Yasuo Hitoyoshi, Hudson Clare
Biologie du Développement, UMR7009 CNRS/Université Pierre et Marie Curie Observatoire Océanologique, F-06230 Villefranche-sur-mer, France.
Dev Biol. 2007 Feb 1;302(1):92-103. doi: 10.1016/j.ydbio.2006.08.075. Epub 2006 Sep 9.

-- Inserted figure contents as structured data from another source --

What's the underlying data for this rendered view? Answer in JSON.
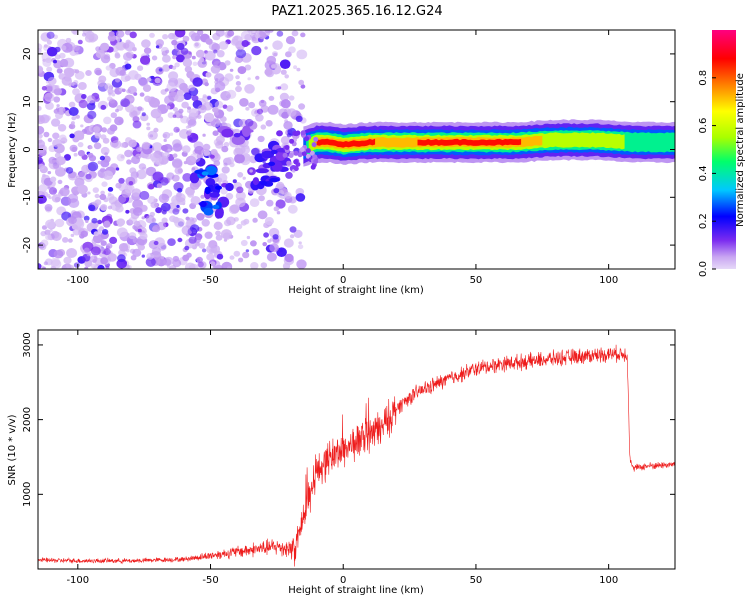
{
  "colors": {
    "snr_line": "#ee1c1c",
    "axes": "#000000",
    "colorbar": [
      "#e6d8f8",
      "#c9a6f2",
      "#7b2cf0",
      "#0000ff",
      "#00c8ff",
      "#00ff6a",
      "#a8ff00",
      "#ffff00",
      "#ff8000",
      "#ff0000",
      "#ff0080"
    ]
  },
  "chart_data": [
    {
      "type": "heatmap",
      "title": "PAZ1.2025.365.16.12.G24",
      "xlabel": "Height of straight line (km)",
      "ylabel": "Frequency (Hz)",
      "xlim": [
        -115,
        125
      ],
      "ylim": [
        -25,
        25
      ],
      "xticks": [
        -100,
        -50,
        0,
        50,
        100
      ],
      "xtick_labels": [
        "-100",
        "-50",
        "0",
        "50",
        "100"
      ],
      "yticks": [
        -20,
        -10,
        0,
        10,
        20
      ],
      "ytick_labels": [
        "-20",
        "-10",
        "0",
        "10",
        "20"
      ],
      "colorbar": {
        "label": "Normalized spectral amplitude",
        "range": [
          0,
          1
        ],
        "ticks": [
          0.0,
          0.2,
          0.4,
          0.6,
          0.8
        ],
        "tick_labels": [
          "0.0",
          "0.2",
          "0.4",
          "0.6",
          "0.8"
        ]
      },
      "ridge": {
        "description_values": "dominant frequency vs height",
        "x": [
          -15,
          -10,
          -5,
          0,
          10,
          20,
          30,
          50,
          65,
          80,
          95,
          110,
          125
        ],
        "freq_hz": [
          0.5,
          1.5,
          1.5,
          1.0,
          1.5,
          1.5,
          1.5,
          1.5,
          1.5,
          2.0,
          2.0,
          1.5,
          1.5
        ],
        "amplitude": [
          0.35,
          0.9,
          0.9,
          0.85,
          0.9,
          0.7,
          0.9,
          0.95,
          0.9,
          0.6,
          0.7,
          0.5,
          0.5
        ]
      },
      "scatter_region": {
        "x_range": [
          -115,
          -15
        ],
        "freq_range": [
          -25,
          25
        ],
        "amplitude": "low (0.0-0.25)"
      },
      "cluster_blobs": [
        {
          "x": -52,
          "freq": -5,
          "amp": 0.3
        },
        {
          "x": -48,
          "freq": -12,
          "amp": 0.28
        },
        {
          "x": -47,
          "freq": -8,
          "amp": 0.22
        },
        {
          "x": -40,
          "freq": 3,
          "amp": 0.15
        },
        {
          "x": -30,
          "freq": -7,
          "amp": 0.2
        },
        {
          "x": -27,
          "freq": -3,
          "amp": 0.2
        },
        {
          "x": -26,
          "freq": -0.5,
          "amp": 0.18
        }
      ]
    },
    {
      "type": "line",
      "xlabel": "Height of straight line (km)",
      "ylabel": "SNR (10 * v/v)",
      "xlim": [
        -115,
        125
      ],
      "ylim": [
        0,
        3200
      ],
      "xticks": [
        -100,
        -50,
        0,
        50,
        100
      ],
      "xtick_labels": [
        "-100",
        "-50",
        "0",
        "50",
        "100"
      ],
      "yticks": [
        1000,
        2000,
        3000
      ],
      "ytick_labels": [
        "1000",
        "2000",
        "3000"
      ],
      "series": [
        {
          "name": "SNR",
          "x": [
            -115,
            -100,
            -80,
            -60,
            -50,
            -40,
            -30,
            -25,
            -20,
            -18,
            -15,
            -12,
            -10,
            -5,
            0,
            5,
            10,
            15,
            20,
            25,
            30,
            40,
            50,
            60,
            70,
            80,
            90,
            100,
            107,
            108,
            109,
            115,
            125
          ],
          "y": [
            120,
            110,
            110,
            130,
            180,
            230,
            280,
            300,
            270,
            300,
            700,
            1100,
            1300,
            1500,
            1600,
            1700,
            1800,
            1900,
            2150,
            2300,
            2400,
            2550,
            2680,
            2750,
            2780,
            2820,
            2850,
            2880,
            2880,
            1500,
            1350,
            1380,
            1400
          ]
        }
      ]
    }
  ]
}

Fibroblast growth factor (FGF) signalling has been implicated in the generation of mesoderm and neural fates in chordate embryos including ascidians and vertebrates. In Ciona, FGF9/16/20 has been implicated in both of these processes. However, in FGF9/16/20 knockdown embryos, notochord fate recovers during later development. It is thus not clear if FGF signalling is an essential requirement for notochord specification in Ciona embryos. We show that FGF-MEK-ERK signals act during two distinct phases to establish notochord fate. During the first phase, FGF signalling is required during an asymmetric cell division to promote notochord at the expense of neural identity. Consistently, ERK1/2 is specifically activated in the notochord precursors following this cell division. Sustained activation of ERK1/2 is then required to maintain notochord fate. We demonstrate that FGF9/16/20 acts solely during the initial induction step and that, subsequently, FGF8/17/18 together with FGF9/16/20 is involved in the following maintenance step. These results together with others' show that the formation of a large part of the mesoderm cell types in ascidian larvae is dependent on signalling events involving FGF ligands.
成纤维细胞生长因子(FGF)信号传导与包括海鞘和脊椎动物在内的脊索动物胚胎中中胚层和神经命运的产生有关。在玻璃海鞘中,FGF9/16/20与这两个过程都有关。然而,在FGF9/16/20敲低的胚胎中,脊索命运在后期发育过程中得以恢复。因此,尚不清楚FGF信号传导是否是玻璃海鞘胚胎中脊索特化的必要条件。我们发现,FGF-MEK-ERK信号在两个不同阶段发挥作用以确立脊索命运。在第一阶段,在不对称细胞分裂期间需要FGF信号传导,以牺牲神经特性为代价来促进脊索的形成。与此一致的是,ERK1/2在该细胞分裂后的脊索前体细胞中被特异性激活。然后需要ERK1/2的持续激活来维持脊索命运。我们证明FGF9/16/20仅在初始诱导步骤中起作用,随后,FGF8/17/18与FGF9/16/20一起参与后续的维持步骤。这些结果与其他研究结果共同表明,海鞘幼虫中大部分中胚层细胞类型的形成依赖于涉及FGF配体的信号传导事件。